Ухтомский, Гумилев, Тихвинский, Таганцев, Шведов, Орловский, Лебедев, Миронов, Чернецкой…

– По крайней мере без лишней волокиты, господа…

– Вы правы, князь, – поправляя не державшиеся без галстука воротнички, усмехнулся Владимир Таганцев – молодой светский лев, одинаково свободно чувствующий себя в опасной экспедиции, за письменным столом и в великосветской гостиной…

Женя легко поднялся и подошел к все еще бредившему на нарах у окна молодому человеку. Медленно опустился на колени на склизкий от смешавшихся за многие месяцы в тошнотворную пахнущую пленку плевков, рвоты, грязи и крови пол – лицо его оказалось на одном уровне с лицом лежавшего. Немного помедлив, Женя наклонился и поцеловал высокий лоб с присохшими кровью прядями темно-русых волос, так удивительно напоминающих волосы Сережи. Затем, поднимаясь, очертил над лежавшим странный знак, напоминающий крест, расходящийся наверху петлей, и, не оглядываясь, вышел из камеры.

Как делалось обычно, когда выводили на расстрел, в гулком, из побуревшего красного кирпича, сыром коридоре не было ни души. Камеры зияли железом дверей. Жене захотелось разбежаться по темному сырому кирпичу и подпрыгнуть – идти по коридору было необыкновенно приятно в сравнении с сидением в камере…

– Не торопитесь, Женя. – В голосе Гумилева звучала улыбка. – Ваше нетерпение выдает то, что это – первая женщина, которую вам предстоит узнать…

– О, в таком случае мне можно позавидовать, не так ли, Николай Степанович? – Женя рассмеялся, и шедший рядом князь Ухтомский невольно подумал, что отчего-то не замечал раньше, какая светлая и открытая улыбка у этого Жени Чернецкого.

– Володя!

Неуловимо похожая в свои двадцать семь лет на гимназистку Лидия Таганцева по-детски повисла на шее мужа, спрятав лицо у него на груди. Друзьям было видно, как помертвело невидимое Лидии лицо Владимира: встреча с женой здесь и сейчас могла обозначать только одно…

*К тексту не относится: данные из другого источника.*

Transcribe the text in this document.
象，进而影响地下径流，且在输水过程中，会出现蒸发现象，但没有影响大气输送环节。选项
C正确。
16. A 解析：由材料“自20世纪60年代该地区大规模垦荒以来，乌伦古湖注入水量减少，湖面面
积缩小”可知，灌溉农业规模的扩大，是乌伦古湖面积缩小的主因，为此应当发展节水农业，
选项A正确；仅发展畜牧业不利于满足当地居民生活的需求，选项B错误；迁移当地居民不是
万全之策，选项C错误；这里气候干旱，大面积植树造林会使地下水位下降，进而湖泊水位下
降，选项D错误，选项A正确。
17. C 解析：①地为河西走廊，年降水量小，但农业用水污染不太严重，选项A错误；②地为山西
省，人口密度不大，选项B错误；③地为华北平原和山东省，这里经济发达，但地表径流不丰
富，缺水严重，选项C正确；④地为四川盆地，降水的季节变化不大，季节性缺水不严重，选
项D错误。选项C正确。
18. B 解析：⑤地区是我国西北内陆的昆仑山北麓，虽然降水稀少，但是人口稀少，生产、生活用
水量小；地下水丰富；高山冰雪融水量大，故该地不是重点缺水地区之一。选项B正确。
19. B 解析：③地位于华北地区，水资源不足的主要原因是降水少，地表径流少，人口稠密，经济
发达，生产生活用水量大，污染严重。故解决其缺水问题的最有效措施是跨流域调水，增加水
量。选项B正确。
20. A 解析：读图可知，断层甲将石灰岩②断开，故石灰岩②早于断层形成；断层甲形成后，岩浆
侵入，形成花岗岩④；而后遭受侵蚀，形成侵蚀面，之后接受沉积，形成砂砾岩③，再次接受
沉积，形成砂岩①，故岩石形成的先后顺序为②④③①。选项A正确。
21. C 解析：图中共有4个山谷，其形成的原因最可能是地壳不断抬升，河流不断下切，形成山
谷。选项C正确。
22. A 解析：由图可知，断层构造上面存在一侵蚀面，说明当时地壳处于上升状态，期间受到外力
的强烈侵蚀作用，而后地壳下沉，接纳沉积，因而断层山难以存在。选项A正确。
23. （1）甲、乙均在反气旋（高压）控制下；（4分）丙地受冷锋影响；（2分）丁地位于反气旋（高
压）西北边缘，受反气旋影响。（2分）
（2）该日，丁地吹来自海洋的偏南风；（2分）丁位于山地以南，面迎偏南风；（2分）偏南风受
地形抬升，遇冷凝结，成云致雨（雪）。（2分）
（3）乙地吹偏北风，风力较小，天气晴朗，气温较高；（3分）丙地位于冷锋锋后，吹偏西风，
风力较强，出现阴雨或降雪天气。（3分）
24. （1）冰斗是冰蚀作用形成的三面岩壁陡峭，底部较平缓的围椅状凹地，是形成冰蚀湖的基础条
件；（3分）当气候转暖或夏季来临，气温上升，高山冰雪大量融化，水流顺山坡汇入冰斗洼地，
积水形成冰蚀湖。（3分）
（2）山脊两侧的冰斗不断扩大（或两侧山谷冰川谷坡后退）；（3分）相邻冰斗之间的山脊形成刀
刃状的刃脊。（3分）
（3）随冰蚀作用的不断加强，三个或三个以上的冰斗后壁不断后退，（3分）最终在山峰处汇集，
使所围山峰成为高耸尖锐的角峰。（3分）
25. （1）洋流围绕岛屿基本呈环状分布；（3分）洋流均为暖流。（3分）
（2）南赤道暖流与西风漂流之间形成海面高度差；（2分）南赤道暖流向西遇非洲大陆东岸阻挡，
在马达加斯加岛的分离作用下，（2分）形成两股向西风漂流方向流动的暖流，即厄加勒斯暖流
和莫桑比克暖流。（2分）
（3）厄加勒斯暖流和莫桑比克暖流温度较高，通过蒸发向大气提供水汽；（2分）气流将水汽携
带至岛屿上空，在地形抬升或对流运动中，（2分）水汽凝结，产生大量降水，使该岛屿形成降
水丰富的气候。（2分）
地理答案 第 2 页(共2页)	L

– Скажи, что ты рад, Володя, Володинька, скажи, что ты рад меня видеть!.. Ведь это хорошо, что вместе, вместе, Володя, вместе…

Когда Лидия подняла лицо, Таганцев встретил ее взгляд улыбкой: это была нежно-восхищенная улыбка молодого влюбленного мужа.

– Я рад, Лида.

– Так вы говорили, князь, то собрание финифтей…

– Изумительно, совершенно изумительно, Михаил Михайлович…

Еще одна лязгнувшая дверь – и слишком ярким для глаз показалось ясно-серое дневное небо, с четырех сторон замкнутое кирпичной стеной. Эта глухая стена, отделяющая от других дворов этот двор, вполне обычный на вид, темнела сырым кирпичом.

Дощатые, покрашенные коричневой краской двери одного из гаражей были распахнуты: паренек в заломленной на затылок кепке заводил мотор стоящего в нем автомобиля – было похоже, будто он вращает тугой ворот колодца

– А осень уже чувствуется…

– Эй, Лукьянов! Витюха!

– Ну? – громко, через весь двор, крикнул кто-то из распахнутой двери подвала.

– Возьмешь человек пять-семь – съездите сейчас захлопнуть ров. На Колькином моторе.

– На прежнее место, что ли?

– На прежнее!

– Да там уж негде – опять вон больше дюжины… Три… пять… восемь… тринадцать… семнадцать человек!

– Вот эти и будут последние – в другой раз уж на новое место свезем…

– Ладно! Захлопну…

– «Via dolorosa» 86, – усмехнувшись в усы, проговорил князь Ухтомский.

«Via dolorosa… Значит, эта глухая кирпичная стена, такая нестрашно-будничная, несмотря даже на эти выщербинки, которых так много, эта стена и есть – Голгофа? Да, это она и есть. А коридор, по которому мне хотелось разбежаться и подпрыгнуть – via dolorosa… Как все просто – я и не понял сразу», – Женя улыбнулся.

Конвойные и чекисты с озабоченно-скучающими лицами уже отошли в сторону.

Без суда осужденные стояли в кирпичном тупике, образованном гаражом и стеной. Словно подчиняясь безмолвному сигналу, мужчины пропустили женщин вперед – в этом было значительно больше смысла, чем было бы его в бесполезной попытке загородить…

Охранники уже целились.

– «Они любили друг друга так сильно, что умерли в один день», – с мальчишеской веселостью шепнул Таганцев на ухо жене.

Лидия еще улыбалась, когда зазвучали первые выстрелы…

Стрельба длилась около двух минут: первые шесть выстрелов Женя успел сосчитать. Вместо седьмого последовал упругий удар в сердце – такой сильный, что Женя попытался, но не смог удержаться на ногах.

57

Недоумевающе пожав плечами, Вишневский разорвал конверт и извлек из него несколько торопливо исписанных карандашом плотных листков бумаги.